18. Could there be 4 different types of asthma caused by different infections which could be diagnosed using cytokine patterns and the allergies present in the host.

19.  The problem concerning autism and vaccines could be solved if autism is viewed as an autoimmune disease.  The autoimmune cross-targeting hypothesis when applied to autism reveals there could be 3 different types of autism:

Group Flu and RA : frontal lobe autism
Group DTP (tetanus) and HHV6 : temporal lobe autism
Group MMR and sutterella/ campylobacteria: cerebellum autism

Two of these have been linked to vaccines the MMR and the DTP.

Combining the notion that viruses use receptors to enter cells with the notion that "parts" of a virus can set off autoimmunity on the tissue one can only conclude that what is contaminating vaccines setting off autoimmunity are the tiny pieces the virus uses to bind the receptors.  Running vaccine solutions through binding columns of the receptors could "clean " the vaccine of the one piece that triggers the autoimmunity.

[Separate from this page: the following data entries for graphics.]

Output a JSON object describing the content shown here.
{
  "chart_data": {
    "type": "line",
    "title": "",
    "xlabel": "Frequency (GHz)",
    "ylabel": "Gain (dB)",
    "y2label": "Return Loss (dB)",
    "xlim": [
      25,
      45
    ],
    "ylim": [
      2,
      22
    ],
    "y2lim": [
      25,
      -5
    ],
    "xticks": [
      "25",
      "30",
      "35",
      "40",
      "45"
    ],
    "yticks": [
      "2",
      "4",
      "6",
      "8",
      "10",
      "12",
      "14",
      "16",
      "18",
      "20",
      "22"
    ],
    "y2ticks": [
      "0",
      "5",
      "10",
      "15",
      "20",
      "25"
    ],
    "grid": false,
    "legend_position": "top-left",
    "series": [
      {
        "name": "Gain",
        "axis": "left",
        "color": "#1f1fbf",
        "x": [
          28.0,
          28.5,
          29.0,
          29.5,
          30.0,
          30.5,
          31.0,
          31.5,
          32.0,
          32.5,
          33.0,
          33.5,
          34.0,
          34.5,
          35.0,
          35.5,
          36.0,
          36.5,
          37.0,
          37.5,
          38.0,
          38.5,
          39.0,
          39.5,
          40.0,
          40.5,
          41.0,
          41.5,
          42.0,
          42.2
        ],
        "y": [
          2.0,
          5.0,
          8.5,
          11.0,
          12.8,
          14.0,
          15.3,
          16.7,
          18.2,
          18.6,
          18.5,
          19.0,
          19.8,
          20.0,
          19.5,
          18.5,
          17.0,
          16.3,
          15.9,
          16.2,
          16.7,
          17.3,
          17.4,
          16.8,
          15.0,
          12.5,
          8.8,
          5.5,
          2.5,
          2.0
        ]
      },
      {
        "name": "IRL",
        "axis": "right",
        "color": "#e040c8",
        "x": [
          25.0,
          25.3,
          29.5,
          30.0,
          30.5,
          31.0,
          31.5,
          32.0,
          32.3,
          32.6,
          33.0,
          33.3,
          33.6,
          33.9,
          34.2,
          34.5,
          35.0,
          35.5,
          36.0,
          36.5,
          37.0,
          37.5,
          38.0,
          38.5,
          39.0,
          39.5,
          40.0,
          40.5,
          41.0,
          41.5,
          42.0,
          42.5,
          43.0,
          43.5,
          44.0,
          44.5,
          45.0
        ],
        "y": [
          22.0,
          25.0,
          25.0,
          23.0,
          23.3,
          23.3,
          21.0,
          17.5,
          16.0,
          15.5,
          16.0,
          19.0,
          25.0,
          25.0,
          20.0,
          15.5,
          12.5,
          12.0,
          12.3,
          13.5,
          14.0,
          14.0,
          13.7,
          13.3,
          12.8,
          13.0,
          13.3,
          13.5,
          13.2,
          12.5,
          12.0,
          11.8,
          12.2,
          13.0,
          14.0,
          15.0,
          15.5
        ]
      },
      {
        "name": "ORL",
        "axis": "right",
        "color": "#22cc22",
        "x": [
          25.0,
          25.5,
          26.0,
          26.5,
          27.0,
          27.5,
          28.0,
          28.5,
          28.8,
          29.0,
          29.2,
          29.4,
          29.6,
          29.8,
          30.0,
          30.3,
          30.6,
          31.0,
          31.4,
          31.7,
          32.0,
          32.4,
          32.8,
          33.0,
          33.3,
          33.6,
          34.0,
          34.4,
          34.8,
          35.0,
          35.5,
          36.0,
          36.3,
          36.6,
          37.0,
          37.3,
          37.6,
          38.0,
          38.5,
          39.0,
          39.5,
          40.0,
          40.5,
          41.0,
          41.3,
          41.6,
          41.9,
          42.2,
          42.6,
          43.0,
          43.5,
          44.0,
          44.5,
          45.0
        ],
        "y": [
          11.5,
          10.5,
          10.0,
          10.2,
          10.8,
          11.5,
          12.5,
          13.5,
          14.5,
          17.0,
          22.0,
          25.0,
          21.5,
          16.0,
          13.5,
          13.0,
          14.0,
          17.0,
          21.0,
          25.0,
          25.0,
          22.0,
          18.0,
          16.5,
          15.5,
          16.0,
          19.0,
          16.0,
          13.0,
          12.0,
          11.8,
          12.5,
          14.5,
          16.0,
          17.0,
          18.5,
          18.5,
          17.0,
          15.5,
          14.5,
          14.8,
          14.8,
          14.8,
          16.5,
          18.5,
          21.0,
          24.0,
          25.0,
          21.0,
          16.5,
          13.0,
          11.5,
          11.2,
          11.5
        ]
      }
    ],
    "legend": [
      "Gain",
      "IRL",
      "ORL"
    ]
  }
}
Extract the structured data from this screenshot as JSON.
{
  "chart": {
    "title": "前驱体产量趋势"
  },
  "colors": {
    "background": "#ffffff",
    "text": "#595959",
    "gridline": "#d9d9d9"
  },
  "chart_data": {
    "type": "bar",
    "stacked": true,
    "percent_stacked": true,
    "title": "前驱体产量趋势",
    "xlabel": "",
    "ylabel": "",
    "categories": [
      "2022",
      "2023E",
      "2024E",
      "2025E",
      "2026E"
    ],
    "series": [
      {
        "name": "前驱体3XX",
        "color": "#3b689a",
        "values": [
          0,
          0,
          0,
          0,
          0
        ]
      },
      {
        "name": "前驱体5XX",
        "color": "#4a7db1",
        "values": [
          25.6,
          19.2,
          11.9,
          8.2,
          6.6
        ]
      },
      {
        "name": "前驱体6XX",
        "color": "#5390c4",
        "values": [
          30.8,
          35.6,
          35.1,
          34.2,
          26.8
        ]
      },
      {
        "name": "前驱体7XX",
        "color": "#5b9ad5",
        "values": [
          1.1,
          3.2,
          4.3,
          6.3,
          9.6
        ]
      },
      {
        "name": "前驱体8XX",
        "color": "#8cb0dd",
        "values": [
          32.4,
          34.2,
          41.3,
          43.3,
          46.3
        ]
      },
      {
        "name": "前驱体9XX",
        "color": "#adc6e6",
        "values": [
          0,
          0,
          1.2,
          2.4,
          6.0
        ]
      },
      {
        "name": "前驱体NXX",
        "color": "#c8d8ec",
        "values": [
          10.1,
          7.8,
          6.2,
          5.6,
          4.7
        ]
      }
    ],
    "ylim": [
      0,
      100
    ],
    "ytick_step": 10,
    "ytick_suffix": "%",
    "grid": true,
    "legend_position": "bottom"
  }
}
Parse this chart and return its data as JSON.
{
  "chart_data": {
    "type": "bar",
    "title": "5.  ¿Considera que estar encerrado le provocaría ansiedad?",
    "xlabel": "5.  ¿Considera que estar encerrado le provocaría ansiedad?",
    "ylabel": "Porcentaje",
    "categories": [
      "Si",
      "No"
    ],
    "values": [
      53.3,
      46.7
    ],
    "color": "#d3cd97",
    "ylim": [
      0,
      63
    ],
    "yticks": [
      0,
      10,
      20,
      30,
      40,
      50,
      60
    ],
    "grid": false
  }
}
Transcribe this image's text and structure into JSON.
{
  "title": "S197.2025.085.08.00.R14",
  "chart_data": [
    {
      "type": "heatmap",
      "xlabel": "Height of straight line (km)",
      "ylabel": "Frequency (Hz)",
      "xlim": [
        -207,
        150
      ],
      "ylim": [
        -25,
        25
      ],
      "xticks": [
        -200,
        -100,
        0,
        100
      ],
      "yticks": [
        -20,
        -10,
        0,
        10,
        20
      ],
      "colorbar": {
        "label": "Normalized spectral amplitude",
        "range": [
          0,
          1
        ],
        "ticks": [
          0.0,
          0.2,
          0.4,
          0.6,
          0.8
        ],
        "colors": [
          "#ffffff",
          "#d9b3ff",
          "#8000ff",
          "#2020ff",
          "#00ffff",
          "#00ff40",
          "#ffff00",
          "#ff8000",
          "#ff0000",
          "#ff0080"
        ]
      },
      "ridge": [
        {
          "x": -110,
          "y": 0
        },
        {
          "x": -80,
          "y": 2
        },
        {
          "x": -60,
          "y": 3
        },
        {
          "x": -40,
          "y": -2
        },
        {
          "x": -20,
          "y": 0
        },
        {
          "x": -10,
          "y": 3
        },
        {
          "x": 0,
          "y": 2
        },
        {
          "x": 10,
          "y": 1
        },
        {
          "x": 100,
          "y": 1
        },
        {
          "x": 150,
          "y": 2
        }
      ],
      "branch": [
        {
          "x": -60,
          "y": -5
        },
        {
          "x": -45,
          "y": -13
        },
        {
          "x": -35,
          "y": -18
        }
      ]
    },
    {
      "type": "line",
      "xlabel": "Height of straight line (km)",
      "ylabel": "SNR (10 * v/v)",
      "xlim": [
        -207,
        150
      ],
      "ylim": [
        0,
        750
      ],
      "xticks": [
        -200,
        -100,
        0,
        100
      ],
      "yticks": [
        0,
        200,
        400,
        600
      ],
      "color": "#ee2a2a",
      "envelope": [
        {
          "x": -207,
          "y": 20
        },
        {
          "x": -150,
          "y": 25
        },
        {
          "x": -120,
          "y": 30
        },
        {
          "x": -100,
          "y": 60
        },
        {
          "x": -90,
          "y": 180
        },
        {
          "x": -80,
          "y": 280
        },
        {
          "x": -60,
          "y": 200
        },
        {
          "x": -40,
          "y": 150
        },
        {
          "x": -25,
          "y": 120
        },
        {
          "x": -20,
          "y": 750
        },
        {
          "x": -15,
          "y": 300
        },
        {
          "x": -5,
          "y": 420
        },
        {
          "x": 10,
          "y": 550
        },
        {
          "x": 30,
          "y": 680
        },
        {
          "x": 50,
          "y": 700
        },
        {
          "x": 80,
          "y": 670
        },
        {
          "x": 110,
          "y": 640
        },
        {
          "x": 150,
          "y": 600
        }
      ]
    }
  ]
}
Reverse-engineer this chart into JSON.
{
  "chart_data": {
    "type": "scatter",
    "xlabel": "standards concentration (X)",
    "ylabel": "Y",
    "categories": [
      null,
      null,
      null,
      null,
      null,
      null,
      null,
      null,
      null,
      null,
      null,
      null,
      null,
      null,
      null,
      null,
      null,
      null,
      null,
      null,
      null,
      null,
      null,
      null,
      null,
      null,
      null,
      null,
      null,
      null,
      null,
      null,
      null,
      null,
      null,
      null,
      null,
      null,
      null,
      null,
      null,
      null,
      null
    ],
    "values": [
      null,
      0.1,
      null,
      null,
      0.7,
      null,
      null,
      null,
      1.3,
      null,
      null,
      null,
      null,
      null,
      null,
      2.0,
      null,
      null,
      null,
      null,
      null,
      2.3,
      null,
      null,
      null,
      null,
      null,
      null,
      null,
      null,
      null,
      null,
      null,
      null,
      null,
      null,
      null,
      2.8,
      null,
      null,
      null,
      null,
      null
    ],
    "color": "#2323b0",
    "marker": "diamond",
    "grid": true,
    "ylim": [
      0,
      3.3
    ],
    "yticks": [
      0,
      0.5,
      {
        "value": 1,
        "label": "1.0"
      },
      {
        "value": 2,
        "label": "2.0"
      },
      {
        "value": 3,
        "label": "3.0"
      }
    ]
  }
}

20. TGF-Beta has been linked to both embryogenesis and cancer as well as the immune system.  The area an infection could be damaging causes a specific TGF-B to repair the area. First the TLR butterfly net is triggered by the infection.

TLR7 or TLR4  trigger TGF-B1 which stimulates the mitochondria, TLR2 triggers TGF-3 because the infections that use vacuoles tend to be the same ones that use modulins, TLR-6 which binds lipoproteins found on gram positive bacteria and mycobacterias which divide in the cytosol triggers TGF-b2 which encourages Tcells to check the cytosol of cells, finally TL3 of the golgi triggers TGf-B4.  TGF-B4 stimulates growth of the golgi.

21. T helper17 and Tc17 cells are involved in second pops.  When does this happen? When large infections move inside of host cells or viral infections are hiding inside of the mitochondria or nucleus. When the viruses are not visible in the cytosol or ER which would be visible when the host cell is popped. Thus a "second popping" must occur.